İki kere ikinin beş ettiği yeri yanlış yerde arıyorlar. Matematikten mucize beklenir mi hiç? Oysa kafalarını çevirip aşka bir baksalar neler beş ediyor onlar bile şaşırırlar.

Parmağımı boğazıma bastırıp kusuyorum durduk yere. Boşuna yapmıyorum bunu içimden atmam gereken şeyler var biliyorum ve bunları atmak için her yolu deniyorum. Gözyaşına binmezlermiş, biraz şımarık büyüttüm onları. E şarkılara da sarılıp gitmiyorlar. Başka kokular, başka tenler diyorum üzerime gülüyorlar yahu! Ne yapayım diye düşünmekten uyku uyuyamaz oldum. Ah bir görsem şunları giderken; soğuk bir bardak su içeceğim. Şerefe!

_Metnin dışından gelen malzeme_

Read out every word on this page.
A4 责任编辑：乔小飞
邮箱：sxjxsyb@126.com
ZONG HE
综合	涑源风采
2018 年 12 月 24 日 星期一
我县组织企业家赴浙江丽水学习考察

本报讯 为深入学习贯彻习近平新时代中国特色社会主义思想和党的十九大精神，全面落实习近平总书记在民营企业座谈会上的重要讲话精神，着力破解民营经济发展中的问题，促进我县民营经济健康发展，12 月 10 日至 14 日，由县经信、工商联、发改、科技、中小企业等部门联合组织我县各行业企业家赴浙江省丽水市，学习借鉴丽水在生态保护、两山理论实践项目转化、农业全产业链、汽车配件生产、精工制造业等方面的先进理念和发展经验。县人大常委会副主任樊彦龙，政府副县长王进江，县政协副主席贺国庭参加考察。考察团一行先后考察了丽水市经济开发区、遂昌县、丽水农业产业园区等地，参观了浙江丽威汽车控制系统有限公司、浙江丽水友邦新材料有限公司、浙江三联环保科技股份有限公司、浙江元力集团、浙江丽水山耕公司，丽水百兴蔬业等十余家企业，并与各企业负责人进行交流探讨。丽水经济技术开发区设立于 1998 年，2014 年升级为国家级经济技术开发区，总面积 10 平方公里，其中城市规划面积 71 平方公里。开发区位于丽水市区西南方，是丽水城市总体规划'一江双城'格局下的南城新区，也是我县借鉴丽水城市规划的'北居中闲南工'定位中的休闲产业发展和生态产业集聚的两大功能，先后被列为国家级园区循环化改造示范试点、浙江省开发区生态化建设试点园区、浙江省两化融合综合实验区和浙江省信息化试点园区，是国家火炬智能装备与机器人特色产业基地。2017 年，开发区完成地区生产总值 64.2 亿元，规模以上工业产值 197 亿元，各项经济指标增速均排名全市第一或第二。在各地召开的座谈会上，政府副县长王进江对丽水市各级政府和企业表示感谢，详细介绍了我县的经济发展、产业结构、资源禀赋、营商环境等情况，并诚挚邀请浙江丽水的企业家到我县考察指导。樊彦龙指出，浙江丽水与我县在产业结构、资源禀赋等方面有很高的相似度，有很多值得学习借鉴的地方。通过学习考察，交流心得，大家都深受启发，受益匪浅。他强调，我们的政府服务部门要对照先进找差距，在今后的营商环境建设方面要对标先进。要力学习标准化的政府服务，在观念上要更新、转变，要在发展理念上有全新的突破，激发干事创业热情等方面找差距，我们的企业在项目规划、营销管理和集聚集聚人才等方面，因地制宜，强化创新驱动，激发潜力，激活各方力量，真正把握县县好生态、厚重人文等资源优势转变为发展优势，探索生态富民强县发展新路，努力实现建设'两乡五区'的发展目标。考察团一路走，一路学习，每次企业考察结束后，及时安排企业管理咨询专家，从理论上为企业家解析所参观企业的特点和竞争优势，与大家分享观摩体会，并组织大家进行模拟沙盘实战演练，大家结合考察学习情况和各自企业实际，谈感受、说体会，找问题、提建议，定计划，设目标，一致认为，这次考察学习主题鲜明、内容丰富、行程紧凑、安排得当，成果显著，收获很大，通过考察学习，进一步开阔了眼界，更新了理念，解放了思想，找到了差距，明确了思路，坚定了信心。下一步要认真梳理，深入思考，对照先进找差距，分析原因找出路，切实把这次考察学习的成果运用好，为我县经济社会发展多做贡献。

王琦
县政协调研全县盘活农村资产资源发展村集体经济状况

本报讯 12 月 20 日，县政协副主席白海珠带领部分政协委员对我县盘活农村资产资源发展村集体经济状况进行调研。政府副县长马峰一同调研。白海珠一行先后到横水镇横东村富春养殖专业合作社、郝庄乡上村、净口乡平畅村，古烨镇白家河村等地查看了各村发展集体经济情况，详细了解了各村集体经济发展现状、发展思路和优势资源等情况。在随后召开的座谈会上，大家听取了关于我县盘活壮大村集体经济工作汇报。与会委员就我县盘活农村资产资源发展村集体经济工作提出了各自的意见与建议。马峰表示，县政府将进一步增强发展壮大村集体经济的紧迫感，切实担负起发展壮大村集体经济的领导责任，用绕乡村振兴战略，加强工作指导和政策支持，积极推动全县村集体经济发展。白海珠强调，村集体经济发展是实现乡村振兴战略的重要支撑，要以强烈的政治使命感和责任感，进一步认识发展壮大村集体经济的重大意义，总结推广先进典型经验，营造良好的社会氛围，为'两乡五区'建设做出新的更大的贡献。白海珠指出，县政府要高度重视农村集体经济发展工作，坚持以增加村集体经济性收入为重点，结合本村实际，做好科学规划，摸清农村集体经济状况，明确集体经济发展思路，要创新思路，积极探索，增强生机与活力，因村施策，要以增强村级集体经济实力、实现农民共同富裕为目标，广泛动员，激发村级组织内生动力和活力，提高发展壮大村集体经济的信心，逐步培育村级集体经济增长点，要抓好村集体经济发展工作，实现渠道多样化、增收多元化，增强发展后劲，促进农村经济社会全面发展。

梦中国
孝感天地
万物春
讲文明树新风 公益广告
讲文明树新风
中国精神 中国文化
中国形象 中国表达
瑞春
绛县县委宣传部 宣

Birileri bir yerde sesimi duyarsa eğer bil ki kendimi çağırıyorumdur. Yapayalnız kaldım son zamanlarda yine kendimle dertleşiyorum. Anlayacağın yine aynalar, yine sahte gülüşler, yine keder.
Yatağa tek parça olarak girdiğim geceler parmakla sayılır ama beş eder mi bilmem. Kalabalığa karıştığım sabahlarda elinde buğulanmış poşetlerle yürüyen memurlar görüyorum. Bir de akşamdan kalma öğrencileri görüyorum. Onlar tebessüm ettiriyorlar saolsunlar. Ama o soğukta elleri şekil değişmiş çocuklar seni hatırlatıyor, içimi sızlatıyor, düşlerimi karartıyorlar. Sana yapamadığımı yapıyorum, başlarını okşayıp geçiyorum.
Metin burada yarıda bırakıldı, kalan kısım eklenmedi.